Fair einkaufen für würdige Arbeitsbedingungen

Hier ist ein Computerbildschirm zu sehen

Foto © Robin Eckert

Hier ist eine Parkbank aus Holz zu sehen

Foto © Robin Eckert

Hier ist ein Arbeitschuh zu sehen

Foto © Robin Eckert

 

Fußbälle für den Sportunterricht, Arbeitsbekleidung für die Feuerwehr, Spielzeuge für die KiTas, Computer für Bürgerbüros – dies ist nur eine kleine Auswahl an Produkten, die durch die öffentliche Hand, zum Beispiel von Stadtverwaltungen, eingekauft werden. Zudem haben diese Produktgruppen gemein, dass sie mit sehr hoher Wahrscheinlichkeit unter menschenunwürdigen Bedingungen hergestellt wurden.

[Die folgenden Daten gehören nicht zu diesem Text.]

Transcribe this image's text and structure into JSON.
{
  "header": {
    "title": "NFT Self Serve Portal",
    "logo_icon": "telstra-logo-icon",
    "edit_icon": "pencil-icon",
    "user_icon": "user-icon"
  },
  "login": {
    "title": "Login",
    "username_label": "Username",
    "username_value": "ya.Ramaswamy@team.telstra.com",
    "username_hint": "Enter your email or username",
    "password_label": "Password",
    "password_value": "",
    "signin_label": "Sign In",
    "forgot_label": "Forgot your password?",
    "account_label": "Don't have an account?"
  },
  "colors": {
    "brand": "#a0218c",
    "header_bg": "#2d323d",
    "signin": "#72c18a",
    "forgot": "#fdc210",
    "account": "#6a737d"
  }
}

Da die Einkäufe der Kommunen durch Steuergelder finanziert werden, gibt es einen Rechtsrahmen, der vorschreibt, nach welchen Kriterien die Städte einkaufen bzw. Aufträge erteilen dürfen. In NRW regelt das sogenannte Tariftreue- und Vergabegesetz (TVgG) die Beschaffung.  Die öffentliche Hand darf dabei explizit Produkte nachfragen, die nach den Kriterien von unterschiedlichen sozialen, fairen oder ökologischen Siegeln oder Multistakeholderinitiativen hergestellt wurden.

Zwischen den Produktgruppen muss stark differenziert werden. Für einige Bereiche gibt es bereits verlässliche Siegel, die unabhängig kontrolliert werden und hinter denen eine transparente Lieferkette steckt. Für andere Produkte gibt es noch keine umfassenden Sozialsiegel. Kommunen können aber die Weiterentwicklung vorhandener Ansätze fördern.

Nachfolgend finden Sie einige wichtige Produktgruppen, die für den öffentlichen Einkauf relevant sind. Die aufgeführten Siegel und Initiativen stellen lediglich eine empfehlenswerte Auswahl dar und konzentrieren sich v.a. auf soziale Kriterien.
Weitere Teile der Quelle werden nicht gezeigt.